Festival du nouveau cinéma.
Fidèle à sa vocation, la 36e édition, qui s’est achevée à
Montréal le 21 octobre, a fidélisé le public avec ses
cinéastes fétiches, et lui a proposé la découverte de
nouveaux talents.
Verve et images fortes
La
projection du film Redacted (acte sanglant, Etats-Unis 2007)
de Brian de Palma dans la section « Présentation spéciale »
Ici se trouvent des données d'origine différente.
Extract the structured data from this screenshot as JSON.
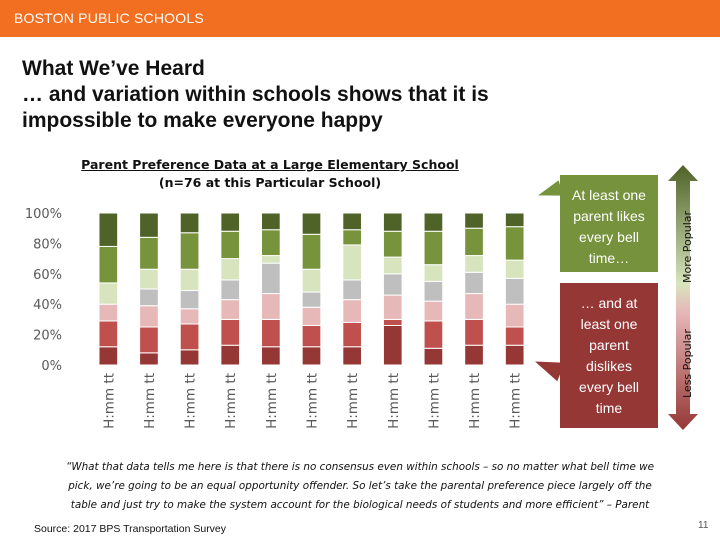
{
  "header": {
    "org_name": "BOSTON PUBLIC SCHOOLS"
  },
  "slide": {
    "title_lines": [
      "What We’ve Heard",
      "… and variation within schools shows that it is",
      "impossible to make everyone happy"
    ],
    "chart_title_lines": [
      "Parent Preference Data at a Large Elementary School",
      "(n=76 at this Particular School)"
    ],
    "callout_green": [
      "At least one",
      "parent likes",
      "every bell",
      "time…"
    ],
    "callout_red": [
      "… and at",
      "least one",
      "parent",
      "dislikes",
      "every bell",
      "time"
    ],
    "more_popular_label": "More Popular",
    "less_popular_label": "Less Popular",
    "quote_lines": [
      "“What that data tells me here is that there is no consensus even within schools – so no matter what bell time we",
      "pick, we’re going to be an equal opportunity offender. So let’s take the parental preference piece largely off the",
      "table and just try to make the system account for the biological needs of students and more efficient” – Parent"
    ],
    "source": "Source: 2017 BPS Transportation Survey",
    "page_number": "11"
  },
  "colors": {
    "accent": "#f26f21",
    "callout_green": "#76923c",
    "callout_red": "#953735",
    "segments": [
      "#953735",
      "#c0504d",
      "#e6b9b8",
      "#bfbfbf",
      "#d7e4bd",
      "#77933c",
      "#4f6228"
    ]
  },
  "chart_data": {
    "type": "bar",
    "stacked": true,
    "categories": [
      "H:mm tt",
      "H:mm tt",
      "H:mm tt",
      "H:mm tt",
      "H:mm tt",
      "H:mm tt",
      "H:mm tt",
      "H:mm tt",
      "H:mm tt",
      "H:mm tt",
      "H:mm tt"
    ],
    "ylim": [
      0,
      100
    ],
    "yticks": [
      "0%",
      "20%",
      "40%",
      "60%",
      "80%",
      "100%"
    ],
    "series": [
      {
        "values": [
          12,
          8,
          10,
          13,
          12,
          12,
          12,
          26,
          11,
          13,
          13
        ]
      },
      {
        "values": [
          17,
          17,
          17,
          17,
          18,
          14,
          16,
          4,
          18,
          17,
          12
        ]
      },
      {
        "values": [
          11,
          14,
          10,
          13,
          17,
          12,
          15,
          16,
          13,
          17,
          15
        ]
      },
      {
        "values": [
          0,
          11,
          12,
          13,
          20,
          10,
          13,
          14,
          13,
          14,
          17
        ]
      },
      {
        "values": [
          14,
          13,
          14,
          14,
          5,
          15,
          23,
          11,
          11,
          11,
          12
        ]
      },
      {
        "values": [
          24,
          21,
          24,
          18,
          17,
          23,
          10,
          17,
          22,
          18,
          22
        ]
      },
      {
        "values": [
          22,
          16,
          13,
          12,
          11,
          14,
          11,
          12,
          12,
          10,
          9
        ]
      }
    ]
  }
}
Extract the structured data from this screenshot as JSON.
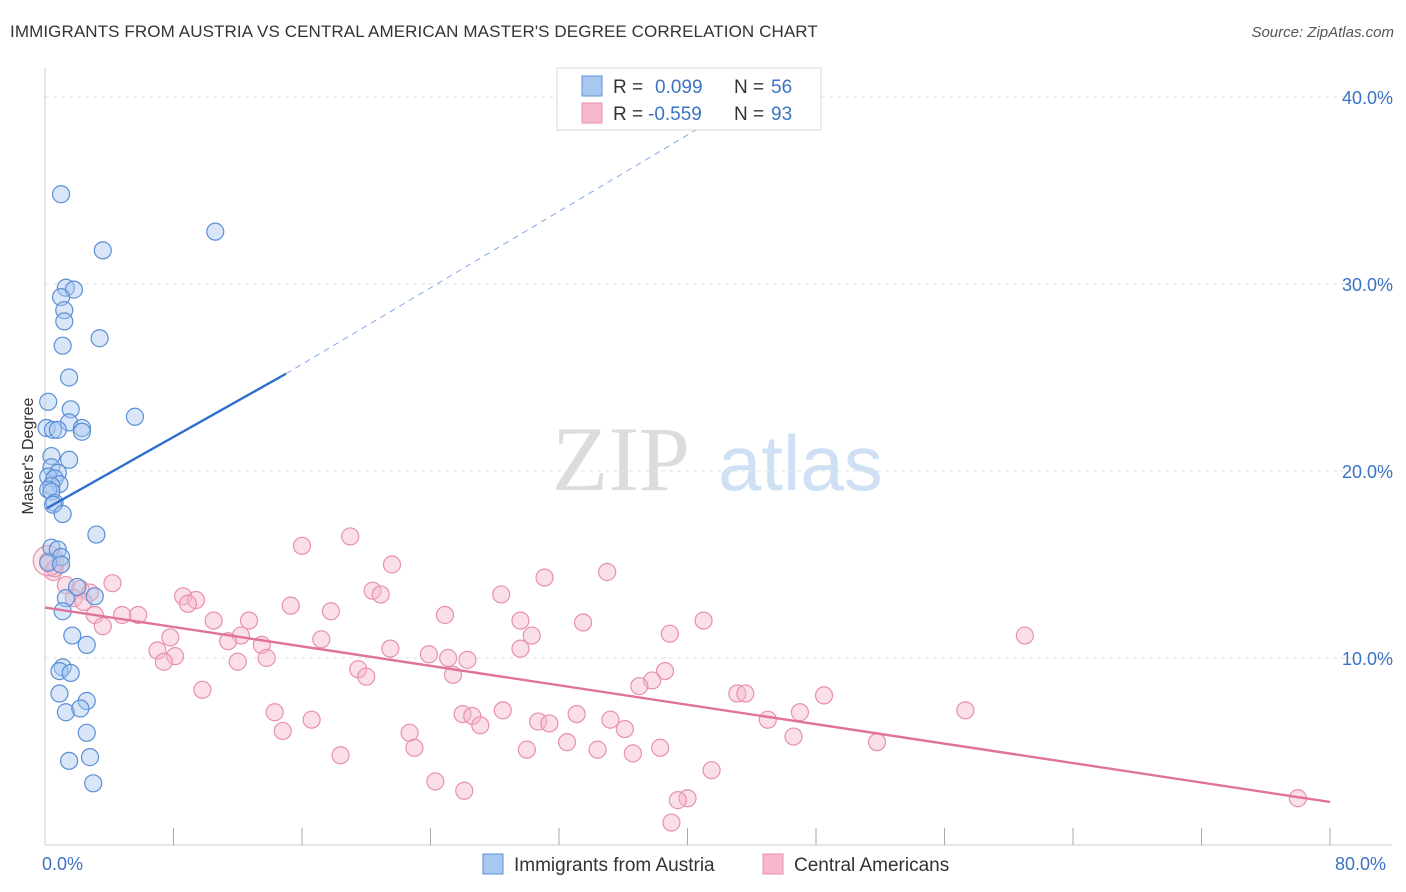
{
  "header": {
    "title": "IMMIGRANTS FROM AUSTRIA VS CENTRAL AMERICAN MASTER'S DEGREE CORRELATION CHART",
    "source": "Source: ZipAtlas.com"
  },
  "watermark": {
    "zip": "ZIP",
    "atlas": "atlas"
  },
  "colors": {
    "blue_fill": "#a9c8f0",
    "blue_stroke": "#5b8fd6",
    "blue_line": "#2f6fcf",
    "pink_fill": "#f5b8cc",
    "pink_stroke": "#e890ad",
    "pink_line": "#e0739b",
    "tick_text": "#3b73c4",
    "grid": "#e2e2e2"
  },
  "legend": {
    "rows": [
      {
        "r_label": "R =",
        "r_value": "0.099",
        "n_label": "N =",
        "n_value": "56"
      },
      {
        "r_label": "R =",
        "r_value": "-0.559",
        "n_label": "N =",
        "n_value": "93"
      }
    ]
  },
  "chart_data": {
    "type": "scatter",
    "ylabel": "Master's Degree",
    "xlabel": "",
    "xlim": [
      0,
      80
    ],
    "ylim": [
      0,
      40
    ],
    "x_tick_labels": [
      "0.0%",
      "80.0%"
    ],
    "y_ticks": [
      10,
      20,
      30,
      40
    ],
    "y_tick_labels": [
      "10.0%",
      "20.0%",
      "30.0%",
      "40.0%"
    ],
    "grid": "horizontal dashed",
    "legend_position": "top-center",
    "series": [
      {
        "name": "Immigrants from Austria",
        "color": "blue",
        "trend": {
          "x": [
            0.1,
            15
          ],
          "y": [
            18.0,
            25.2
          ],
          "dashed_extension_to": [
            43,
            39.5
          ]
        },
        "points": [
          [
            1.0,
            34.8
          ],
          [
            10.6,
            32.8
          ],
          [
            3.6,
            31.8
          ],
          [
            1.3,
            29.8
          ],
          [
            1.8,
            29.7
          ],
          [
            1.0,
            29.3
          ],
          [
            1.2,
            28.6
          ],
          [
            1.2,
            28.0
          ],
          [
            3.4,
            27.1
          ],
          [
            1.1,
            26.7
          ],
          [
            1.5,
            25.0
          ],
          [
            0.2,
            23.7
          ],
          [
            1.6,
            23.3
          ],
          [
            5.6,
            22.9
          ],
          [
            1.5,
            22.6
          ],
          [
            0.1,
            22.3
          ],
          [
            0.5,
            22.2
          ],
          [
            0.8,
            22.2
          ],
          [
            2.3,
            22.3
          ],
          [
            2.3,
            22.1
          ],
          [
            0.4,
            20.8
          ],
          [
            1.5,
            20.6
          ],
          [
            0.4,
            20.2
          ],
          [
            0.8,
            19.9
          ],
          [
            0.2,
            19.7
          ],
          [
            0.6,
            19.6
          ],
          [
            0.9,
            19.3
          ],
          [
            0.4,
            19.2
          ],
          [
            0.2,
            19.0
          ],
          [
            0.4,
            18.9
          ],
          [
            0.6,
            18.3
          ],
          [
            0.5,
            18.2
          ],
          [
            1.1,
            17.7
          ],
          [
            3.2,
            16.6
          ],
          [
            0.4,
            15.9
          ],
          [
            0.8,
            15.8
          ],
          [
            1.0,
            15.4
          ],
          [
            0.2,
            15.1
          ],
          [
            1.3,
            13.2
          ],
          [
            3.1,
            13.3
          ],
          [
            2.0,
            13.8
          ],
          [
            1.1,
            12.5
          ],
          [
            1.7,
            11.2
          ],
          [
            2.6,
            10.7
          ],
          [
            1.1,
            9.5
          ],
          [
            0.9,
            9.3
          ],
          [
            1.6,
            9.2
          ],
          [
            0.9,
            8.1
          ],
          [
            2.6,
            7.7
          ],
          [
            1.3,
            7.1
          ],
          [
            2.2,
            7.3
          ],
          [
            2.6,
            6.0
          ],
          [
            2.8,
            4.7
          ],
          [
            1.5,
            4.5
          ],
          [
            3.0,
            3.3
          ],
          [
            1.0,
            15.0
          ]
        ]
      },
      {
        "name": "Central Americans",
        "color": "pink",
        "trend": {
          "x": [
            0,
            80
          ],
          "y": [
            12.7,
            2.3
          ]
        },
        "points": [
          [
            0.2,
            15.2
          ],
          [
            0.5,
            14.6
          ],
          [
            1.3,
            13.9
          ],
          [
            2.2,
            13.7
          ],
          [
            1.8,
            13.2
          ],
          [
            4.2,
            14.0
          ],
          [
            16.0,
            16.0
          ],
          [
            19.0,
            16.5
          ],
          [
            21.6,
            15.0
          ],
          [
            31.1,
            14.3
          ],
          [
            35.0,
            14.6
          ],
          [
            20.4,
            13.6
          ],
          [
            20.9,
            13.4
          ],
          [
            28.4,
            13.4
          ],
          [
            8.6,
            13.3
          ],
          [
            9.4,
            13.1
          ],
          [
            8.9,
            12.9
          ],
          [
            15.3,
            12.8
          ],
          [
            17.8,
            12.5
          ],
          [
            24.9,
            12.3
          ],
          [
            3.1,
            12.3
          ],
          [
            4.8,
            12.3
          ],
          [
            5.8,
            12.3
          ],
          [
            10.5,
            12.0
          ],
          [
            12.7,
            12.0
          ],
          [
            29.6,
            12.0
          ],
          [
            33.5,
            11.9
          ],
          [
            41.0,
            12.0
          ],
          [
            30.3,
            11.2
          ],
          [
            38.9,
            11.3
          ],
          [
            61.0,
            11.2
          ],
          [
            7.8,
            11.1
          ],
          [
            12.2,
            11.2
          ],
          [
            11.4,
            10.9
          ],
          [
            17.2,
            11.0
          ],
          [
            13.5,
            10.7
          ],
          [
            21.5,
            10.5
          ],
          [
            29.6,
            10.5
          ],
          [
            7.0,
            10.4
          ],
          [
            8.1,
            10.1
          ],
          [
            3.6,
            11.7
          ],
          [
            23.9,
            10.2
          ],
          [
            25.1,
            10.0
          ],
          [
            13.8,
            10.0
          ],
          [
            12.0,
            9.8
          ],
          [
            26.3,
            9.9
          ],
          [
            7.4,
            9.8
          ],
          [
            19.5,
            9.4
          ],
          [
            20.0,
            9.0
          ],
          [
            25.4,
            9.1
          ],
          [
            38.6,
            9.3
          ],
          [
            37.8,
            8.8
          ],
          [
            37.0,
            8.5
          ],
          [
            9.8,
            8.3
          ],
          [
            43.1,
            8.1
          ],
          [
            43.6,
            8.1
          ],
          [
            48.5,
            8.0
          ],
          [
            28.5,
            7.2
          ],
          [
            26.0,
            7.0
          ],
          [
            26.6,
            6.9
          ],
          [
            33.1,
            7.0
          ],
          [
            35.2,
            6.7
          ],
          [
            47.0,
            7.1
          ],
          [
            57.3,
            7.2
          ],
          [
            14.3,
            7.1
          ],
          [
            16.6,
            6.7
          ],
          [
            30.7,
            6.6
          ],
          [
            27.1,
            6.4
          ],
          [
            31.4,
            6.5
          ],
          [
            36.1,
            6.2
          ],
          [
            22.7,
            6.0
          ],
          [
            14.8,
            6.1
          ],
          [
            45.0,
            6.7
          ],
          [
            46.6,
            5.8
          ],
          [
            51.8,
            5.5
          ],
          [
            32.5,
            5.5
          ],
          [
            30.0,
            5.1
          ],
          [
            34.4,
            5.1
          ],
          [
            36.6,
            4.9
          ],
          [
            38.3,
            5.2
          ],
          [
            23.0,
            5.2
          ],
          [
            18.4,
            4.8
          ],
          [
            41.5,
            4.0
          ],
          [
            24.3,
            3.4
          ],
          [
            26.1,
            2.9
          ],
          [
            40.0,
            2.5
          ],
          [
            39.4,
            2.4
          ],
          [
            39.0,
            1.2
          ],
          [
            78.0,
            2.5
          ],
          [
            2.8,
            13.5
          ],
          [
            1.0,
            15.0
          ],
          [
            0.6,
            14.8
          ],
          [
            2.4,
            13.0
          ]
        ]
      }
    ]
  },
  "bottom_legend": {
    "items": [
      "Immigrants from Austria",
      "Central Americans"
    ]
  }
}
du festival a annoncé les couleurs de celui-ci, où la
question humaine occupe une place centrale. Auréolé du Lion
d’argent au dernier Festival de Venise, le film nous éclaire
sur les « dommages collatéraux » causés par l’occupation
militaire américaine de l’Iraq. C’est une fiction-choc qui
vaut le détour. Décrit comme un « documentaire fictionnel »
par De Palma qui l’a écrit et réalisé, le film revient sur
la mort, en mars 2006 à Mahmoudiya, de Abeer Qasim Hamza,
violée et assassinée à 14 ans par des soldats américains.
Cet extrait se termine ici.